Friday, June 18, 2010
I have often joked that a person would have to be crazy to want to be President of the United States and therefore anyone who wants the job should not be allowed to have it. I am currently taking a graduate school course entitled Legislatures and Legislative Behavior. From what I am learning in that course added to what I already knew, I think my observation about the job of President applies also, though maybe not as much, to the job of member of Congress. Who can observe the work product of the politicians in the federal government and conclude that those people are sane? The work product includes laws whose pages measure in the thousands and are too complex for anyone but an attorney to understand and even they have to go to court to argue among themselves what it all means. If we expect people to obey the law, is it too much to ask that the laws be understandable and not unreasonably complex?
In the first place, think about what it takes just to be considered for the job. You have to beg people to give you money to finance your campaign. During the most recent election cycle, the average winning Senate race cost $5.6 million and the average winning House race cost $1.1 million. Then, you have to travel all over your state or your district and convince people that you are a really nice guy who has their best interests at heart. You tailor you message to your audience and say things that contradict each other, hoping that no one will notice. You have to have your competition for the job and the people who support them saying things about you that are nasty and often not true. You have to spend time away from your family and give up leisure time. If you get elected to the Senate, you get a little break, but if you get elected to the House of Representatives you have to begin running for reelection almost as soon as the election is over. In effect, you have to reapply for the job every two or six years and prove yourself all over again. Once you get elected, what is the job like? The salary is not bad, about three times that of the typical American family, but well below that of top corporate executives, whose jobs involve no more responsibility or hard work. Considering that most people who run for Congress come from a background with high status and earnings potential, few politicians (at least the honest ones) are in it for the money; they could usually find ways to make more money. Each member of Congress serves on several committees and subcommittees, with meetings whose schedules often conflict. Committees are where the real work gets done, but what kind of job is it that involves attending committee meetings all the time? They have to understand and know how to take advantage of arcane procedural rules. Members of Congress typically put in long days and travel frequently between the Capitol and their states or districts. They attend events of constituents and interest groups. They have to answer questions that they would rather not answer and deal with hostile people.

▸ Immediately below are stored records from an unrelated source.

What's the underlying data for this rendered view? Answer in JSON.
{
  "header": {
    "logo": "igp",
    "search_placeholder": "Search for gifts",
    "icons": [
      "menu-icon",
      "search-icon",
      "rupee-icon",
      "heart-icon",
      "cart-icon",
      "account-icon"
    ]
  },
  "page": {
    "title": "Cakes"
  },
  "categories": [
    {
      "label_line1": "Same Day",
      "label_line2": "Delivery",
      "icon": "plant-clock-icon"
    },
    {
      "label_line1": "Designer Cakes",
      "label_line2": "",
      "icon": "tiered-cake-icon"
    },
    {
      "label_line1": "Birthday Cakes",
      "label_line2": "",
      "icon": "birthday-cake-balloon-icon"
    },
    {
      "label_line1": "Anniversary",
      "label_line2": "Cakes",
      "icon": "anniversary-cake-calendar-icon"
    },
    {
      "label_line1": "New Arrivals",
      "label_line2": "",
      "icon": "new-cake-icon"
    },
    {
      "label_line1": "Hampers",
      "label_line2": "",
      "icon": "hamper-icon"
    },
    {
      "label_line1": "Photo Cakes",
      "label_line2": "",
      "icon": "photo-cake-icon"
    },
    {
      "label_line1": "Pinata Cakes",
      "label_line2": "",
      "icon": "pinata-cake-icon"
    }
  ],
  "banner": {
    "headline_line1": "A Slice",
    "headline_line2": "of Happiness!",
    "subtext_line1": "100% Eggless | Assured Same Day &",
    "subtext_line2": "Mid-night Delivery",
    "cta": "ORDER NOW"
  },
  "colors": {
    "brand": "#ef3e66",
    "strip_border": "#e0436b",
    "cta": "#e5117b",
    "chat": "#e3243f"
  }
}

Who would want such a job? Unfortunately, the answer is that the person who usually wants such a job is a person who wants to pass laws to change things, whether they need changing or not. It is a person who thinks that working ridiculous hours and trying to please everybody is a rational thing to do. It was a mistake to call these people legislators or lawmakers. We should have called them something like code maintainers. What we do not need is more laws; we have plenty. All we really need is a code of laws that needs to be maintained, so that laws that have become obsolete or never worked to begin with are repealed or amended. Introducing laws that are entirely new should be a rare event, and less common than laws that amend or repeal a law that is on the books. Some states, Texas for example, have part-time legislators that meet for a few months every two years. If it is not necessary for the job of a state legislator to be full-time, it is not necessary for the job of a member of Congress to be full-time. In fact, it would be good for members of Congress to spend much more time outside the Beltway, living a life that resembles more the life that a normal person would live and understanding the problems that normal people have. I have learned that the approximate time that being a member of Congress became a full-time job was when air conditioning was installed in the Capitol building. Letting them install that air conditioning probably ranks among the the biggest mistakes that the United States has made.